O presidente do Legislativo disse que em Colina ainda há mais monumentos e imóveis históricos, como a rotatória em homenagem ao expedicionário Roberto Marcondes e o bebedouro de água na Av. Ângelo Martins Tristão. “Eu, juntamente com os vereadores Célia, Lobinho e João Felipe apresentamos indicação para preservação do bebedouro para que, se não voltar a ter água por questão de saúde animal e humana, seja feita uma repaginação para dar destaque a este espaço, que é símbolo, remete a história e a cultura”, relatou o vereador.
Ele mencionou ainda que há prédios antigos, com fachadas originais preservadas, principalmente no centro antigo, como na Av. Ângelo Martins Tristão, Av. Cel. José Venâncio, Rua 13 de Maio, onde a cidade começou. Ele ainda citou os antigos prédios do Bar do Pessim, da Casa Brasil Materiais de Construção, do Bar Central e da EcoPower, onde por muito tempo funcionou o hotel e a pousada.
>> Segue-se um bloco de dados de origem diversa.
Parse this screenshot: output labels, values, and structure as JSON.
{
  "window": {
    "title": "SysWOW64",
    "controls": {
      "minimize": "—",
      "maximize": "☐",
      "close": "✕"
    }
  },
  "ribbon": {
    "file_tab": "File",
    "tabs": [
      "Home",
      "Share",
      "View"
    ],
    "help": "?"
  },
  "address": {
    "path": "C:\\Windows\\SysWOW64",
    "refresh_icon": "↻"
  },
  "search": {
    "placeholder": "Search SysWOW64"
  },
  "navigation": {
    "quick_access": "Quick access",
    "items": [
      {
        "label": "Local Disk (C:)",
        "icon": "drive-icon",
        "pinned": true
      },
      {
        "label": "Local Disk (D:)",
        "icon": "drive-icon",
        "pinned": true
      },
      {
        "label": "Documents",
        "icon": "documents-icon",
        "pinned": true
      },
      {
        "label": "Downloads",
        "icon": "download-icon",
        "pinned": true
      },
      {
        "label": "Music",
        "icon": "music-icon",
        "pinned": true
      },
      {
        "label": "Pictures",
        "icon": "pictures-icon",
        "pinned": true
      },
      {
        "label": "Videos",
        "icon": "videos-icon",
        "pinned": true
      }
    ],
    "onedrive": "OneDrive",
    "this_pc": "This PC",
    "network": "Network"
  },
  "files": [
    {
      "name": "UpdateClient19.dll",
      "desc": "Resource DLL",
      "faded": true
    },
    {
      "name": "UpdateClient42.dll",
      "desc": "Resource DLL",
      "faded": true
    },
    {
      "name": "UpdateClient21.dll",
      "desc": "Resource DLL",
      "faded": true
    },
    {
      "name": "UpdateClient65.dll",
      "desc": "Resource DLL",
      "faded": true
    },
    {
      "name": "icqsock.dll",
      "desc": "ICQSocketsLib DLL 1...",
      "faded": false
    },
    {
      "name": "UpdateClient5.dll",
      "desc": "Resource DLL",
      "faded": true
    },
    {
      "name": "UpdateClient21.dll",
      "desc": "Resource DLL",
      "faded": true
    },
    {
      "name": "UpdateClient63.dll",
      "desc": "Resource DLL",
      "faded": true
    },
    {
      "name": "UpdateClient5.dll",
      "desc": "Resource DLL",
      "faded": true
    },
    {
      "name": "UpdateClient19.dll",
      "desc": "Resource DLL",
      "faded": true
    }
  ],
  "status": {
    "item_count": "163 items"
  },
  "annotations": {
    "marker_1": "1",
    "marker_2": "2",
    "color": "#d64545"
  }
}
Outra meta do vereador, como presidente, é a recuperação e digitalização das coleções do Jornal O COLINENSE, que só a Câmara tem. “Não consegui viabilizar esse recurso que é muito caro. Os exemplares mais antigos do acervo são de 1926 e o que fica é o que está escrito, é a própria história de Colina. É de extrema importância e urgência fazer esse trabalho de preservação deste acervo histórico”.
João A madeu também fez um pedido para os munícipes que tenham fotos antigas de prefeitos, vereadores, material fotográfico diverso ou histórias para contar. “Vou ficar muito feliz em receber nas minhas redes sociais e no WhatsApp essas informações e material porque fazem parte de quem somos. Tenho projetos no futuro de criar uma página na internet e até de escrever livros para preservação desta história que é nossa. Quem tiver algo para compartilhar será muito bem-vindo”.


A POLÍTICA É DESANIMADORA
Perguntado se tem pretensão ao cargo de prefeito, João Amadeu declarou: “Se falar que nunca tive vontade é mentira e só o tempo vai dizer se essa pretensão vai se concretizar. Não entrei na política para ser mais um e nem para receber salário, mas para fazer a diferença. Amo Colina, quero construir aqui minha família. Tenho carinho e gratidão por essa cidade onde nasci e quero morrer. O que der para fazer vou dar o máximo. O mínimo que podemos deixar é um legado de trabalho bem feito e com responsabilidade”.
Por outro lado, o vereador disse que a política é desanimadora. “Infelizmente não é todo mundo que quer trabalhar pelo bem de Colina, temos corrupção, é difícil combater isso. Há diversos processos na justiça contra pessoas que teoricamente praticaram atos ilícitos, que não evoluem. Projetos muito bons que não vão para frente. Fiscalizamos uma irregularidade, levamos para a justiça e é arquivado”, finalizou Giacchetto Filho.